In generale, la Banca d’Italia si trova oggi a competere, sul fronte delle risorse umane, con istituzioni capaci di offrire condizioni remunerative, meccanismi di carriera e un ambiente professionale particolarmente attrattivi per giovani dotati della preparazione e delle capacità di cui essa necessita. Si impone dunque una politica delle risorse completamente diversa da quella seguita finora, fatta di reclutamento sul mercato internazionale a tutti i livelli di seniority, di strutture remunerative flessibili capaci di accogliere le aspettative dei giovani più brillanti e capaci, di meccanismi di carriera differenziati e non fondati sull’anzianità, di riconoscimenti che vanno anche al di là dell’aspetto puramente monetario.

Da questo punto di vista, occorre recuperare e rinvigorire quei valori di orgoglio, decoro e prestigio che per anni in passato hanno consentito a un’istituzione come la Banca d’Italia di attrarre e trattenere risorse umane brillanti e capaci anche in condizioni di remunerazione e carriera inferiori a quelle che potrebbero essere ottenute dalle medesime persone nel settore privato. La stima e la fiducia di cui ha beneficiato Greenspan alla Federal Reserve non sono derivate esclusivamente dalla sua capacità di adottare scelte corrette di politica monetaria o di vigilanza, ma anche dalla sua capacità di motivare e incentivare adeguatamente risorse umane brillanti e capaci. Questo obiettivo è peraltro stato conseguito non solo con politiche di reclutamento e di natura remunerativa, ma anche facendo sentire i collaboratori della FED come parte di un’azione comune rivolta a incidere sulla politica economica degli Stati Uniti e a migliorare il benessere e la stabilità del loro paese (in proposito, basti pensare alle audizioni parlamentari in cui Greenspan richiamava, a supporto delle proprie opinioni e decisioni, i lavori e gli studi prodotti dai suoi colleghi della Federal Reserve).

Nel corso degli ultimi vent’anni il sistema bancario italiano si è lentamente evoluto da settore chiuso e caratterizzato dalla presenza di istituzioni cui era attribuita una prioritaria funzione sociale verso un modello di settore aperto, caratterizzato dalla presenza di imprese in concorrenza fra loro con un obiettivo di creazione di ricchezza per i propri azionisti.
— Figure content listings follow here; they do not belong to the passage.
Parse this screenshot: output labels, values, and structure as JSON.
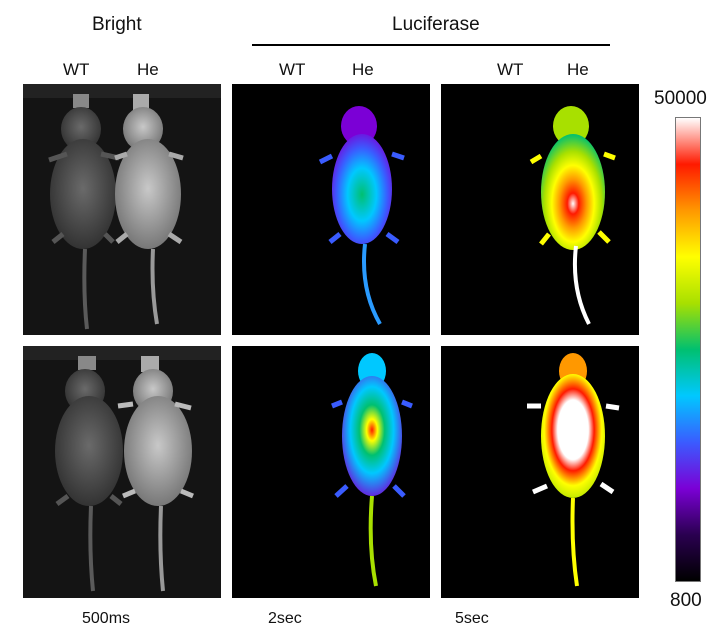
{
  "headers": {
    "bright": "Bright",
    "luciferase": "Luciferase"
  },
  "columns": {
    "bright": {
      "left": "WT",
      "right": "He"
    },
    "lum2": {
      "left": "WT",
      "right": "He"
    },
    "lum5": {
      "left": "WT",
      "right": "He"
    }
  },
  "colorbar": {
    "max": "50000",
    "min": "800",
    "colors": [
      "#000000",
      "#2a0050",
      "#7b00d6",
      "#3a5cff",
      "#00c8ff",
      "#00c070",
      "#a8e000",
      "#ffff00",
      "#ff9800",
      "#ff1a00",
      "#ffffff"
    ]
  },
  "exposures": {
    "bright": "500ms",
    "lum2": "2sec",
    "lum5": "5sec"
  }
}
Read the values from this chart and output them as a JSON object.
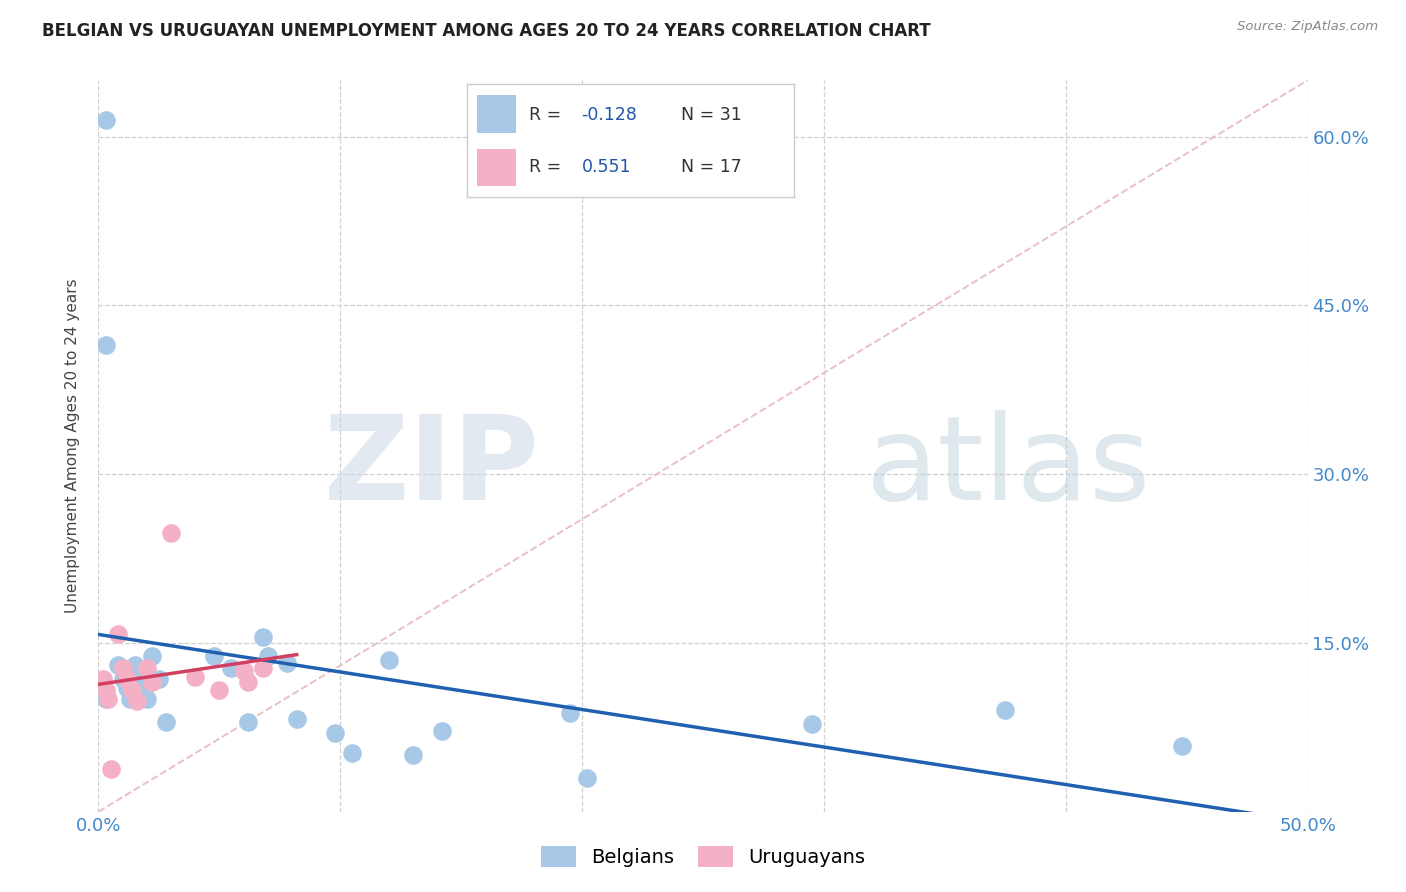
{
  "title": "BELGIAN VS URUGUAYAN UNEMPLOYMENT AMONG AGES 20 TO 24 YEARS CORRELATION CHART",
  "source": "Source: ZipAtlas.com",
  "ylabel": "Unemployment Among Ages 20 to 24 years",
  "xlim": [
    0.0,
    0.5
  ],
  "ylim": [
    0.0,
    0.65
  ],
  "belgian_R": "-0.128",
  "belgian_N": "31",
  "uruguayan_R": "0.551",
  "uruguayan_N": "17",
  "belgian_color": "#a8c8e8",
  "uruguayan_color": "#f4b0c4",
  "line_belgian_color": "#2060b0",
  "line_uruguayan_color": "#d04060",
  "diagonal_color": "#e8b8c0",
  "background_color": "#ffffff",
  "grid_color": "#d0d0d0",
  "title_color": "#222222",
  "source_color": "#888888",
  "tick_color": "#4488cc",
  "ylabel_color": "#444444",
  "belgian_x": [
    0.003,
    0.003,
    0.003,
    0.008,
    0.01,
    0.012,
    0.013,
    0.015,
    0.017,
    0.018,
    0.02,
    0.022,
    0.025,
    0.028,
    0.048,
    0.055,
    0.062,
    0.068,
    0.07,
    0.078,
    0.082,
    0.098,
    0.105,
    0.12,
    0.13,
    0.142,
    0.195,
    0.202,
    0.295,
    0.375,
    0.448
  ],
  "belgian_y": [
    0.615,
    0.415,
    0.1,
    0.13,
    0.118,
    0.11,
    0.1,
    0.13,
    0.12,
    0.11,
    0.1,
    0.138,
    0.118,
    0.08,
    0.138,
    0.128,
    0.08,
    0.155,
    0.138,
    0.132,
    0.082,
    0.07,
    0.052,
    0.135,
    0.05,
    0.072,
    0.088,
    0.03,
    0.078,
    0.09,
    0.058
  ],
  "uruguayan_x": [
    0.002,
    0.003,
    0.004,
    0.005,
    0.008,
    0.01,
    0.012,
    0.014,
    0.016,
    0.02,
    0.022,
    0.03,
    0.04,
    0.05,
    0.06,
    0.062,
    0.068
  ],
  "uruguayan_y": [
    0.118,
    0.108,
    0.1,
    0.038,
    0.158,
    0.128,
    0.118,
    0.108,
    0.098,
    0.128,
    0.115,
    0.248,
    0.12,
    0.108,
    0.125,
    0.115,
    0.128
  ],
  "xtick_positions": [
    0.0,
    0.1,
    0.2,
    0.3,
    0.4,
    0.5
  ],
  "xtick_labels": [
    "0.0%",
    "",
    "",
    "",
    "",
    "50.0%"
  ],
  "ytick_positions": [
    0.0,
    0.15,
    0.3,
    0.45,
    0.6
  ],
  "right_ytick_labels": [
    "15.0%",
    "30.0%",
    "45.0%",
    "60.0%"
  ]
}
Parallelamente, la regolamentazione bancaria si è evoluta, almeno nel disegno normativo, verso un modello di vigilanza prudenziale nel quale l’organo di controllo esercita una funzione di arbitro che assicura il rispetto di regole oggettive uguali per tutti. L’annus horribilis appena concluso ha mostrato con chiarezza come questo percorso evolutivo, fatto anche di una crescente iniezione di managerialità sia presso l’organo di controllo sia presso le istituzioni controllate, debba ancora trovare pieno completamento.